Der Feldhase ist im Kraichgau zwar seltener geworden, aber man kann ihn trotzdem noch beobachten. Weil es hier immer noch kleinere Felder, Streuobstwiesen und zahlreiche Feldgehölze gibt, kann er hier Deckung, aber auch Nahrung finden. Zudem profitiert er von den zahlreichen Zwischenfrucht-Flächen und Feldern mit Blühmischungen. Darüber hinaus nehmen viele Landwirte, aber auch die Jäger auf den schwindenden Bestand Rücksicht. So werden in einigen Gebieten spezielle Wildkräuter-Mischungen ausgebracht – und der Einsatz von Pestiziden beschränkt. Auch das Stehenlassen von Ackerrandstreifen hilft dem Feldhasen. Leider fallen in Deutschland auch viele Feldhasen dem Straßenverkehr zum Opfer. Der Feldhase gilt in Deutschland als bedrohte Tierart.

Der Feldhase wird ungefähr 50 – ca. 60 cm groß und kann ein Gewicht bis zu 8 kg erreichen.

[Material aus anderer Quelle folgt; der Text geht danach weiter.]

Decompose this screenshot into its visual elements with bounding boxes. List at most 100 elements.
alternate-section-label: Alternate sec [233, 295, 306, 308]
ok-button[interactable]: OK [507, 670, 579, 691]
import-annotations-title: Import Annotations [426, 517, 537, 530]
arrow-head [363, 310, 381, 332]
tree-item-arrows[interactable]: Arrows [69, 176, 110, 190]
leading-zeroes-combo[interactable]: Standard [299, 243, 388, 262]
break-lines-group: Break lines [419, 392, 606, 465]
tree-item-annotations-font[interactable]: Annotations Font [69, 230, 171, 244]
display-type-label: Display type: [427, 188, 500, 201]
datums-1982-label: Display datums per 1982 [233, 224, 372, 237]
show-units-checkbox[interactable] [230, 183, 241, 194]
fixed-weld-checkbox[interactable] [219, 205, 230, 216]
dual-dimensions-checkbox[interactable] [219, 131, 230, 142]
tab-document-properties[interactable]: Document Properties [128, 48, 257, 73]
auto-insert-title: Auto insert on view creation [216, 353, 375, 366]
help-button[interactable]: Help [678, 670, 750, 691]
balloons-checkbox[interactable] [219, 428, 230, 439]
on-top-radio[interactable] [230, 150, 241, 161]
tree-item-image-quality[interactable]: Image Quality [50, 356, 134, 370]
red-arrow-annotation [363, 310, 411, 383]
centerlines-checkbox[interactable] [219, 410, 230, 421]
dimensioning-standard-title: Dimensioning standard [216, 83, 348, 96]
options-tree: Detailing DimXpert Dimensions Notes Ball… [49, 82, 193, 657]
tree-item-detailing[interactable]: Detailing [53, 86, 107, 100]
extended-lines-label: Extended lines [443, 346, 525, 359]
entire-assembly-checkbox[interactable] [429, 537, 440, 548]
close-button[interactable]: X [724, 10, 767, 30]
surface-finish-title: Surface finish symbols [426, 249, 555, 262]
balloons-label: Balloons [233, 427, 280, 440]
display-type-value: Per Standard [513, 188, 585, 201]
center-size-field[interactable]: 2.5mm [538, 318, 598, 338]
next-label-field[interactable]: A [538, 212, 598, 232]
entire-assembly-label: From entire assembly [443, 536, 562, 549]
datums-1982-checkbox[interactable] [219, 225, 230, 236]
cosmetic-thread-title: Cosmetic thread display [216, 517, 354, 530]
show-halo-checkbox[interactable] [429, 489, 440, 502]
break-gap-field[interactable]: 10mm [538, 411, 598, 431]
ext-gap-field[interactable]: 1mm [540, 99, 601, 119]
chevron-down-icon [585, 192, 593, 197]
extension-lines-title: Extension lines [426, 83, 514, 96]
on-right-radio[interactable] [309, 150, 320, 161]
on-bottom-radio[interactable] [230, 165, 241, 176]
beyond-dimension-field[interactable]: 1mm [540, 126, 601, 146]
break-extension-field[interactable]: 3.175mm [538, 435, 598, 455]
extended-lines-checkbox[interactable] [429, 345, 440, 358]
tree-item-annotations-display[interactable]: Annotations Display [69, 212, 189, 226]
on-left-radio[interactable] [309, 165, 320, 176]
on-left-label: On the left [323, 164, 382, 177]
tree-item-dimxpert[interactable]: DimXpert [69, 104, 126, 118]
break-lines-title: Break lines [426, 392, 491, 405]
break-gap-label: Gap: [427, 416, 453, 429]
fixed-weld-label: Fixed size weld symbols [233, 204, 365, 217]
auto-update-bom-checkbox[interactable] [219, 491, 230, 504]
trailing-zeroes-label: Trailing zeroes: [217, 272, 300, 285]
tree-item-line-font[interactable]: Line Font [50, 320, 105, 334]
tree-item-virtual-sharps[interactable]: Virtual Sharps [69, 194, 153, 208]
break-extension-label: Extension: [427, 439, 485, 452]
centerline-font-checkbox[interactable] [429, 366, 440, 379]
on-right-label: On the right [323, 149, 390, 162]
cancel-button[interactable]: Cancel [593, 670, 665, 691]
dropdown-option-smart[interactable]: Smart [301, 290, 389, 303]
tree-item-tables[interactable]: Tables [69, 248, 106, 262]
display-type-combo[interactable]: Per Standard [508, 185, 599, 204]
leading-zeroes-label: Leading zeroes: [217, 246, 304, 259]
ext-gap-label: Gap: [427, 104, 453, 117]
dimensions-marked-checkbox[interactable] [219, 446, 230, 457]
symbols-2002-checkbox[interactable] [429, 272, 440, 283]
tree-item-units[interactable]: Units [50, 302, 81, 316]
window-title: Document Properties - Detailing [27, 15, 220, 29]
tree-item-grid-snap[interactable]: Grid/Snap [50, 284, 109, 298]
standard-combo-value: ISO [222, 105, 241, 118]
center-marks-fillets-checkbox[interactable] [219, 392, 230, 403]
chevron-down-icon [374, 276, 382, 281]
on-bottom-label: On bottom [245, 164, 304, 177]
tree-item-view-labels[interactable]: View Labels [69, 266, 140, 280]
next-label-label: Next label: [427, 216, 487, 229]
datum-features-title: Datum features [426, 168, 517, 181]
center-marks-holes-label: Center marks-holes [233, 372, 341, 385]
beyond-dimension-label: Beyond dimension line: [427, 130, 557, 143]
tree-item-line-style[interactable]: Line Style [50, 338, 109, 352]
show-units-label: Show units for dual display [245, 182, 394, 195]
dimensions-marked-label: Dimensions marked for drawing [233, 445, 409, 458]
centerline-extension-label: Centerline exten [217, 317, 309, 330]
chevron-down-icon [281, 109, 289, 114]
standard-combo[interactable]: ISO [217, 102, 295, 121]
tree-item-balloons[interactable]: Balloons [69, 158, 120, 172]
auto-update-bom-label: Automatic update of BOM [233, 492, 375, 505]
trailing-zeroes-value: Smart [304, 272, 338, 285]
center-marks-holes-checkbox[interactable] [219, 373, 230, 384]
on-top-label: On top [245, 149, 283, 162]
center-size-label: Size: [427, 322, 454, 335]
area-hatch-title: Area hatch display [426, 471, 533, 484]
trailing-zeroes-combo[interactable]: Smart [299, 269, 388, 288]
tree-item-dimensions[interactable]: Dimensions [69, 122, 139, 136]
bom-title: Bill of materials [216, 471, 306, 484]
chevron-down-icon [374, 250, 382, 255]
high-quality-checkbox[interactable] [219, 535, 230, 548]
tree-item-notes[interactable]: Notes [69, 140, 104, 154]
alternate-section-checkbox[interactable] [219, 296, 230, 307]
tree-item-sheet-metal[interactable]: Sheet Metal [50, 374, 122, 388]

Er gehört innerhalb der Säugetiere zur Gruppe der Hasen – und nicht wie die Kaninchen, die Nagetiere sind. Und hier die wichtigsten Unterscheidungsmerkmale: Feldhasen bauen kein Nest. Sie bringen ihre Jungen auf dem Feld in der sogenannten Sasse zur Welt. Kaninchen dagegen bauen Höhlen, in denen die Jungtiere so lange gesäugt werden, bis sie voll entwickelt sind. Hasen bringen bereits voll entwickelte Junge zur Welt; junge Kaninchen dagegen sind nackt und blind. Feldhasen sind viel größer als Kaninchen und haben viel längere Ohren. Feldhasen sind absolute Einzelgänger, Kaninchen leben oft gesellig in den entsprechenden Umgebungen zusammen.

Es ist Ende Januar: Feldhase im Winterfell. Der Feldhase ist ein sehr beliebtes und bekanntes Tier. Viele Erzählungen, Geschichten, Fabeln und Mythen haben den Feldhasen zum Inhalt. Aber auch einige Redensarten gehen auf das Verhalten des Hasen zurück, zum Beispiel  „Die Löffel spitzen“

Ein „echter Osterhase“. Das Bild entstand tatsächlich an einem Ostersonntag.